Basically my mental model is that if "general intelligence" is something possessed by an unmotivated undergrad who just wants to finish their project with minimal effort, who will try to guess the teacher's password without having to actually understand anything if that's possible, it's something that a future GPT could also have with no further major advances.
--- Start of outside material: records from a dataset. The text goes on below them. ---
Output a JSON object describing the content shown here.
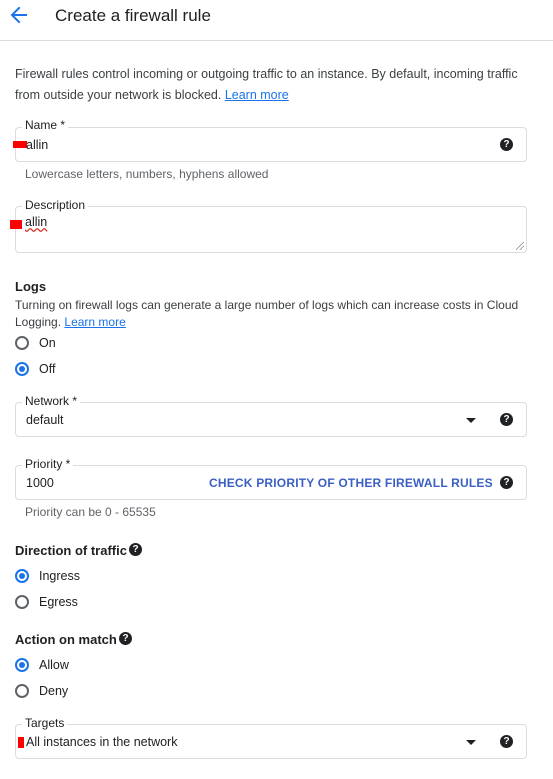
{
  "header": {
    "title": "Create a firewall rule",
    "back_icon": "arrow-back-icon"
  },
  "intro": {
    "text": "Firewall rules control incoming or outgoing traffic to an instance. By default, incoming traffic from outside your network is blocked.",
    "link": "Learn more"
  },
  "name_field": {
    "label": "Name *",
    "value": "allin",
    "hint": "Lowercase letters, numbers, hyphens allowed"
  },
  "description_field": {
    "label": "Description",
    "value": "allin"
  },
  "logs": {
    "title": "Logs",
    "text": "Turning on firewall logs can generate a large number of logs which can increase costs in Cloud Logging.",
    "link": "Learn more",
    "options": [
      {
        "label": "On",
        "selected": false
      },
      {
        "label": "Off",
        "selected": true
      }
    ]
  },
  "network_field": {
    "label": "Network *",
    "value": "default"
  },
  "priority_field": {
    "label": "Priority *",
    "value": "1000",
    "action": "CHECK PRIORITY OF OTHER FIREWALL RULES",
    "hint": "Priority can be 0 - 65535"
  },
  "direction": {
    "title": "Direction of traffic",
    "options": [
      {
        "label": "Ingress",
        "selected": true
      },
      {
        "label": "Egress",
        "selected": false
      }
    ]
  },
  "action_on_match": {
    "title": "Action on match",
    "options": [
      {
        "label": "Allow",
        "selected": true
      },
      {
        "label": "Deny",
        "selected": false
      }
    ]
  },
  "targets_field": {
    "label": "Targets",
    "value": "All instances in the network"
  },
  "help_glyph": "?",
  "colors": {
    "accent": "#1a73e8",
    "link_action": "#3b5fc4",
    "redaction": "#ff0000"
  }
}
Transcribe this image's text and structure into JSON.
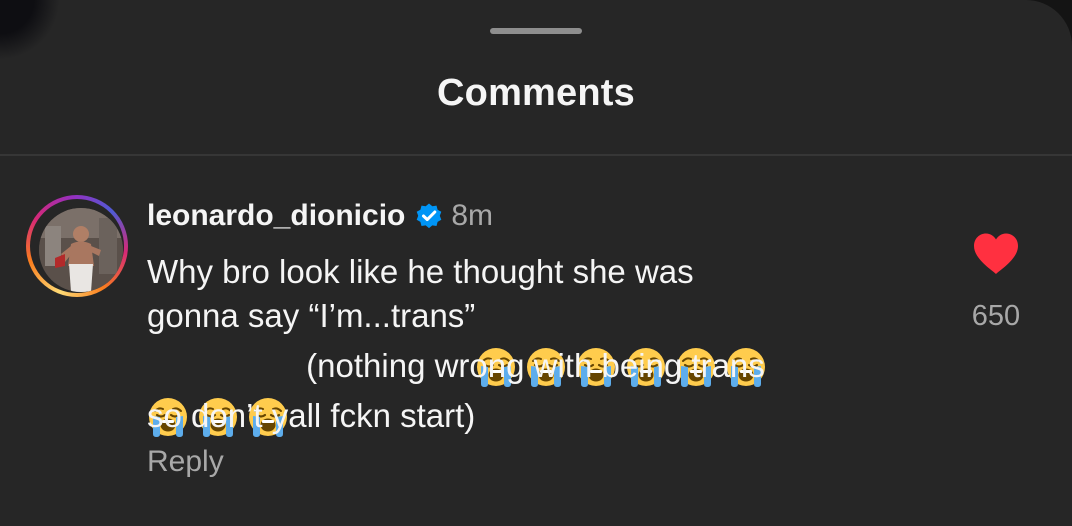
{
  "sheet": {
    "title": "Comments"
  },
  "comment": {
    "username": "leonardo_dionicio",
    "verified_icon": "verified-badge-icon",
    "timestamp": "8m",
    "text_parts": {
      "line1": "Why bro look like he thought she was",
      "line2": "gonna say “I’m...trans”",
      "line3": "(nothing wrong with being trans",
      "line4": "so don’t yall fckn start)"
    },
    "emoji_name": "loudly-crying-face-icon",
    "reply_label": "Reply",
    "like_count": "650",
    "liked": true
  },
  "colors": {
    "background": "#262626",
    "text": "#f5f5f5",
    "secondary_text": "#a8a8a8",
    "verified_blue": "#0095f6",
    "like_red": "#ff3040"
  }
}
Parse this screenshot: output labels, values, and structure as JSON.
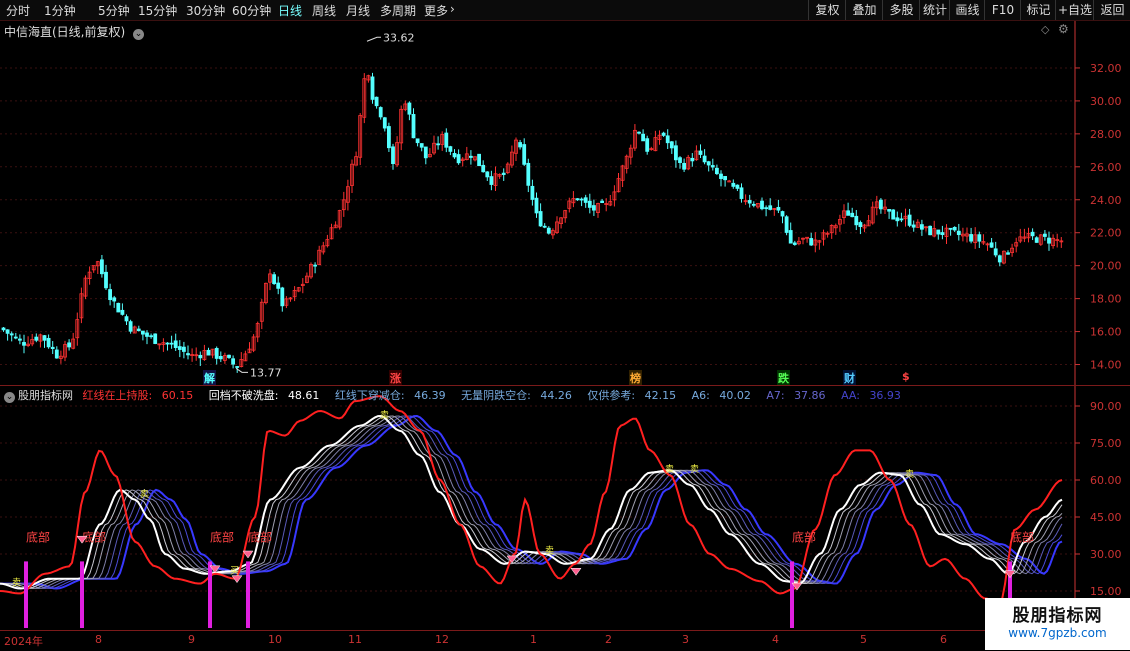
{
  "toolbar": {
    "periods": [
      "分时",
      "1分钟",
      "5分钟",
      "15分钟",
      "30分钟",
      "60分钟",
      "日线",
      "周线",
      "月线",
      "多周期",
      "更多"
    ],
    "active_period": "日线",
    "buttons": [
      "复权",
      "叠加",
      "多股",
      "统计",
      "画线",
      "F10",
      "标记",
      "+自选",
      "返回"
    ]
  },
  "main": {
    "title": "中信海直(日线,前复权)",
    "high_label": "33.62",
    "low_label": "13.77",
    "y_ticks": [
      "32.00",
      "30.00",
      "28.00",
      "26.00",
      "24.00",
      "22.00",
      "20.00",
      "18.00",
      "16.00",
      "14.00"
    ],
    "events": [
      {
        "label": "解",
        "color": "#5ff",
        "bg": "#114"
      },
      {
        "label": "涨",
        "color": "#f44",
        "bg": "#300"
      },
      {
        "label": "榜",
        "color": "#fa3",
        "bg": "#320"
      },
      {
        "label": "跌",
        "color": "#5f5",
        "bg": "#030"
      },
      {
        "label": "财",
        "color": "#5cf",
        "bg": "#013"
      },
      {
        "label": "$",
        "color": "#f44",
        "bg": "#000"
      }
    ]
  },
  "indicator": {
    "name": "股朋指标网",
    "items": [
      {
        "label": "红线在上持股:",
        "value": "60.15",
        "color": "#f33"
      },
      {
        "label": "回档不破洗盘:",
        "value": "48.61",
        "color": "#fff"
      },
      {
        "label": "红线下穿减仓:",
        "value": "46.39",
        "color": "#7ad"
      },
      {
        "label": "无量阴跌空仓:",
        "value": "44.26",
        "color": "#7ad"
      },
      {
        "label": "仅供参考:",
        "value": "42.15",
        "color": "#7ad"
      },
      {
        "label": "A6:",
        "value": "40.02",
        "color": "#7ad"
      },
      {
        "label": "A7:",
        "value": "37.86",
        "color": "#66c"
      },
      {
        "label": "AA:",
        "value": "36.93",
        "color": "#44c"
      }
    ],
    "y_ticks": [
      "90.00",
      "75.00",
      "60.00",
      "45.00",
      "30.00",
      "15.00"
    ],
    "bottom_label": "底部",
    "top_label": "卖",
    "buy_label": "买"
  },
  "timeline": {
    "labels": [
      "2024年",
      "8",
      "9",
      "10",
      "11",
      "12",
      "1",
      "2",
      "3",
      "4",
      "5",
      "6"
    ]
  },
  "watermark": {
    "line1": "股朋指标网",
    "line2": "www.7gpzb.com"
  },
  "colors": {
    "up": "#ff3232",
    "down": "#54ffff",
    "axis": "#c33",
    "grid": "#3a1010",
    "sline": "#ff2020",
    "band": "#3344ff"
  }
}
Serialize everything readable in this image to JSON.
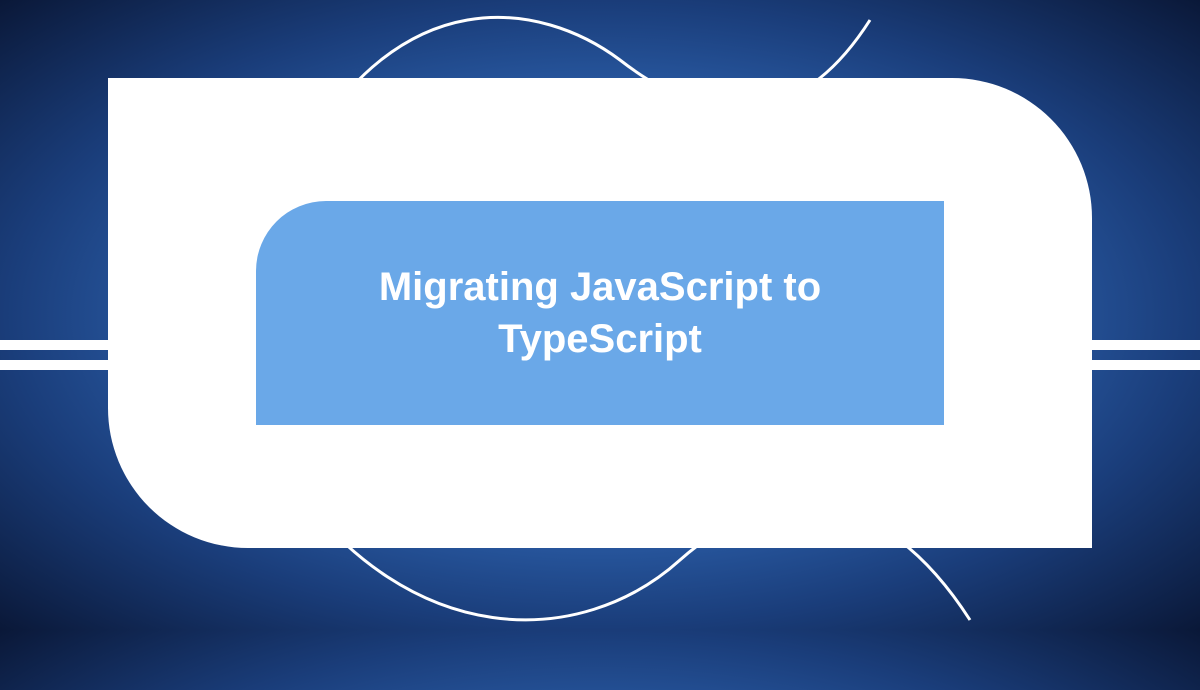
{
  "banner": {
    "title": "Migrating JavaScript to TypeScript"
  },
  "colors": {
    "inner_bg": "#6aa8e8",
    "outer_bg": "#ffffff",
    "text": "#ffffff"
  }
}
Honestly, I kind of wonder if the crux of disagreement comes from some people who have and successfully use problem-solving methods that don't look like "take a method you've seen used successfully on a similar problem, and try to apply it to this problem, and see if that works, and if not repeat". That would also explain all of the talk about the expectation that an AI will, at some point, be able to generalize outside the training distribution. That does not sound like a thing I can do with very much success -- when I need to do something that is outside of what I've seen in my training data, my strategy is to obtain some training data, train on it, and then try to do the thing (and "able to notice I need more training data and then obtain that training data" is, I think, the only mechanism by which I even am a general intelligence). But maybe it is just a skill I don't have but some people do, and the ones who don't have it are imagining AIs that also don't have it, and the ones who do have the skill are imagining a "general" AI that can actually do the thing, and then the two groups are talking past each other.

And if that's the case, the whole "some people are able to generalize far from the training distribution, and we should figure out what's going on with them" might be the load-bearing thing to communicate.